そして年が明けた1週間の間、昼間は『年明の挨拶』として挨拶に現れる要人達の警護、夜は『年明の宴』での社交と要人警護、情報収集を重ねた。
「……(嗚呼。非常に、気分が悪う御座います)」
蠱毒の如く渦巻く様々な欲望や悪意に当てられた。春になれば更に酷いものが待ち受けていると言うのに。
×
年が明けてから明日で8日目となり、視察先の魔術アカデミーの冬季休暇が終わる。監視対象の彼らは数日前に魔術アカデミーの寮へ戻っているのは既に確認済みだった。
「…………」
彼らの綺麗で純粋な、本物の穢れを知らぬであろう純真な様を嫌でも思い出す。数名は味わった事も有るかも知れないが、宮廷は更に酷い。四方八方全てが毒でしか無い。

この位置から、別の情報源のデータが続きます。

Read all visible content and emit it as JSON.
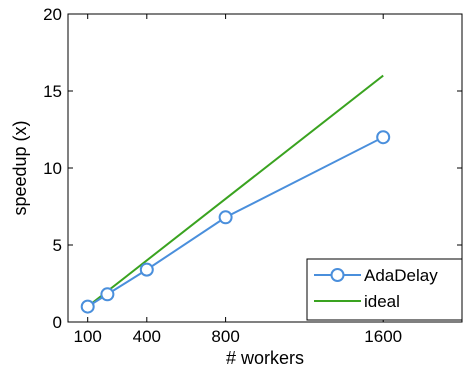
{
  "chart_data": {
    "type": "line",
    "xlabel": "# workers",
    "ylabel": "speedup (x)",
    "x_ticks": [
      100,
      400,
      800,
      1600
    ],
    "y_ticks": [
      0,
      5,
      10,
      15,
      20
    ],
    "xlim": [
      0,
      2000
    ],
    "ylim": [
      0,
      20
    ],
    "grid": false,
    "legend_position": "bottom-right",
    "series": [
      {
        "name": "AdaDelay",
        "color": "#4a8fdc",
        "marker": "circle",
        "x": [
          100,
          200,
          400,
          800,
          1600
        ],
        "y": [
          1.0,
          1.8,
          3.4,
          6.8,
          12.0
        ]
      },
      {
        "name": "ideal",
        "color": "#3aa320",
        "marker": "none",
        "x": [
          100,
          1600
        ],
        "y": [
          1,
          16
        ]
      }
    ]
  }
}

例えどこかに善意が有ったとしても、それをも悪意と見做さねば他所から足元を掬われる。この場に居る者全てを疑い続けねばならない。
明日、魔術アカデミーへ視察へ行かねばならないために、自宅へ戻る。
そこは、『相性結婚』の通知が届いた際に強制的に与えられた屋敷である。
自身の元の身分故か、些か良い土地と屋敷を与えられたが魔術師の男以外誰も居ない。相性結婚の相手すら、である。
彼女は修学後に移ると話を付けたので、居ないのは当然だ。恐らく、住所すら知らないのではないだろうか。
使用人など居らずとも、魔術師の男の作る式神に世話をさせているので荒れることはない。だが、
「(……広い、)」
屋敷は魔術師の男以外に動く生物が居ない。それゆえに音が無い。式神が丁寧に整えた庭の木々が風に揺れ、葉擦れる音が遠くに聞こえるばかりだ。
「……」
玄関から廊下を通り、自室へと向かう。途中で外套を脱ぎ、式神に渡せばそれらは勝手に洗浄し、普段の仕舞い場所へ収納するだろう。
屋敷内に元々あった装飾は悪趣味で、あまり派手でない物へと変えた。相性結婚で共に住まうはずの彼女は、どういった物を好むのだろうか。
「(……薬草は、植えるのでしょうね)」
と、窓から見えた暗い庭に目を向け、心を馳せたところで『彼女とは、契約の通りに結婚するのだろうか』と、ふと思い至る。
随分と年齢は離れており、かつ彼女はまだ若い。学力の高さにややプライドの高い男共は難色を示すだろうが、あの見た目ならば欲しがる者も多いだろう。
「(まあ、契約時に『相手を作っても良い』と、云いましたし)」
あの年頃ならば、もう少し自由に色恋など楽しみたいだろうと考えての言葉だったのだが
「(然し、彼女は……)」
薬にしか興味が無いようだ。
学芸祭の時のように告白を受ける事も有るだろうに。
彼女はこれから自身以上に、たくさんの相手と関わって行くはずだ。そして、その中に彼女に相応しい者も居るだろう。
「(……と、まあ。考えても仕様がありませんね)」
書類に塗れた自室の扉を開ける。
×
宮廷の毒をたっぷりと吸ったこの身が、酷く汚れたもののように思える。
何度清めても、禊を行ったとしても、身体の芯にまでこびり付いた穢れは消えない。
「(此の姿で……彼女の元へ、行きたく無い)」
何となしにそう、思考を過った。